A man holds a baby while viewing central Seoul shrouded in heavy haze at an observation platform in the South Korean capital Feb. 27, 2014. Greenpeace has said that South Korea, not China, was to blame for the majority of the country's smog problem. Reuters

Environmental group Greenpeace said Wednesday that much of the smog in South Korea came from the country’s coal power plants and that it was not mostly blown over from China. "Despite what is widely reported through the Korean media, 50 to 70 percent of particle-laden smog, which is also known as PM2.5, is generated within the country," Greenpeace said at a news conference in Seoul, according to Korea Times. The group was in South Korea for four days promoting its campaign against the country’s expansion of coal power plants and the high PM2.5 levels there.

Greenpeace claimed that the South Korean government had an inadequate understanding of PM2.5 and thus did not have policies in place to tackle the country’s air pollution problem. "Yet the Korean government irresponsibly passes the blame on to China without having any strategies to tackle the problem itself," said Greenpeace, according to Korea Times.

PM2.5 is an ultrafine dust that is smaller than 2.5 micrometers. These pollutants have been known to cause health problems such as heart disease, strokes, and lung cancer.

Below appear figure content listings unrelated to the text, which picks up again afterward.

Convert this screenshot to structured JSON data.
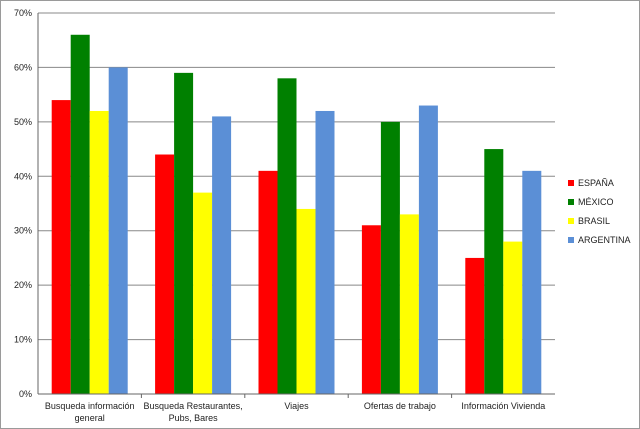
{
  "chart_data": {
    "type": "bar",
    "categories": [
      [
        "Busqueda información",
        "general"
      ],
      [
        "Busqueda Restaurantes,",
        "Pubs, Bares"
      ],
      [
        "Viajes"
      ],
      [
        "Ofertas de trabajo"
      ],
      [
        "Información Vivienda"
      ]
    ],
    "series": [
      {
        "name": "ESPAÑA",
        "color": "#ff0000",
        "values": [
          54,
          44,
          41,
          31,
          25
        ]
      },
      {
        "name": "MÉXICO",
        "color": "#008000",
        "values": [
          66,
          59,
          58,
          50,
          45
        ]
      },
      {
        "name": "BRASIL",
        "color": "#ffff00",
        "values": [
          52,
          37,
          34,
          33,
          28
        ]
      },
      {
        "name": "ARGENTINA",
        "color": "#5b8fd6",
        "values": [
          60,
          51,
          52,
          53,
          41
        ]
      }
    ],
    "ylim": [
      0,
      70
    ],
    "yticks": [
      "0%",
      "10%",
      "20%",
      "30%",
      "40%",
      "50%",
      "60%",
      "70%"
    ],
    "grid": true,
    "legend": "right",
    "title": "",
    "xlabel": "",
    "ylabel": ""
  }
}
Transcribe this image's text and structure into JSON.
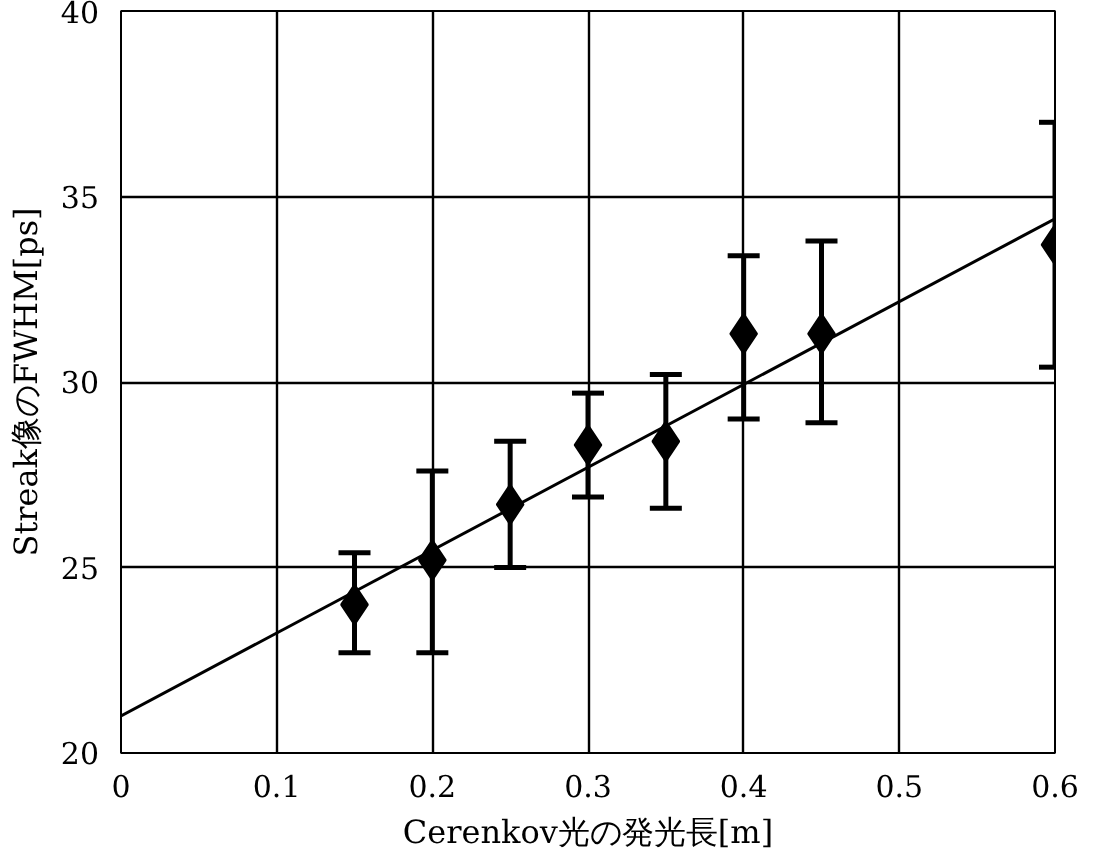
{
  "chart_data": {
    "type": "scatter",
    "xlabel": "Cerenkov光の発光長[m]",
    "ylabel": "Streak像のFWHM[ps]",
    "xlim": [
      0,
      0.6
    ],
    "xticks": [
      {
        "value": 0,
        "label": "0"
      },
      {
        "value": 0.1,
        "label": "0.1"
      },
      {
        "value": 0.2,
        "label": "0.2"
      },
      {
        "value": 0.3,
        "label": "0.3"
      },
      {
        "value": 0.4,
        "label": "0.4"
      },
      {
        "value": 0.5,
        "label": "0.5"
      },
      {
        "value": 0.6,
        "label": "0.6"
      }
    ],
    "ylim": [
      20,
      40
    ],
    "yticks": [
      20,
      25,
      30,
      35,
      40
    ],
    "grid": true,
    "marker": "diamond",
    "series": [
      {
        "color": "#000000",
        "x": [
          0.15,
          0.2,
          0.25,
          0.3,
          0.35,
          0.4,
          0.45,
          0.6
        ],
        "values": [
          24.0,
          25.2,
          26.7,
          28.3,
          28.4,
          31.3,
          31.3,
          33.7
        ],
        "errors": [
          [
            22.7,
            25.4
          ],
          [
            22.7,
            27.6
          ],
          [
            25.0,
            28.4
          ],
          [
            26.9,
            29.7
          ],
          [
            26.6,
            30.2
          ],
          [
            29.0,
            33.4
          ],
          [
            28.9,
            33.8
          ],
          [
            30.4,
            37.0
          ]
        ]
      },
      {
        "type": "line",
        "marker": "none",
        "color": "#000000",
        "x": [
          0,
          0.6
        ],
        "values": [
          21.0,
          34.4
        ]
      }
    ]
  }
}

While South Korea’s coal power plants comprised the bulk of the country’s air pollution problem, Greenpeace said that China still contributed about 30 to 50 percent to the smog, according to its study conducted jointly with Harvard University. However, unlike South Korea, China has been making efforts to tackle its air pollution and had planned to limit growth in coal energy use by 2021, the group said.

South Korea, on the other hand, had pledged to build a dozen more coal power plants by 2021 as part of its 14-year energy plan launched in 2013, according to South Korean news agency Yonhap News. The agency reported that South Korea currently has more than 50 coal plants. "[South] Korea stands out as the developed country with the biggest plans for new coal," said Lauri Myllyvirta, a Greenpeace official, according to Korea Times, adding that investment conditions for renewable energy are relatively poor.

The particulates generated by coal plants in South Korea kill as many as 1,600 people each year, according to the study. Daniel Jacob, an atmospheric chemistry professor involved in the study, said that premature deaths could reach up to 2,800 per year by 2021 if the pollution is not curbed, according to Yonhap. The environmental group has launched a petition to get the South Korean government to rely less on coal power and look toward renewable sources instead.

"South Korea's coal policy is running counter to that of the rest of the world," said Son Min-woo, a Greenpeace activist, according to Yonhap, adding that "It's not too late for South Korea to explore renewable energy as an alternative."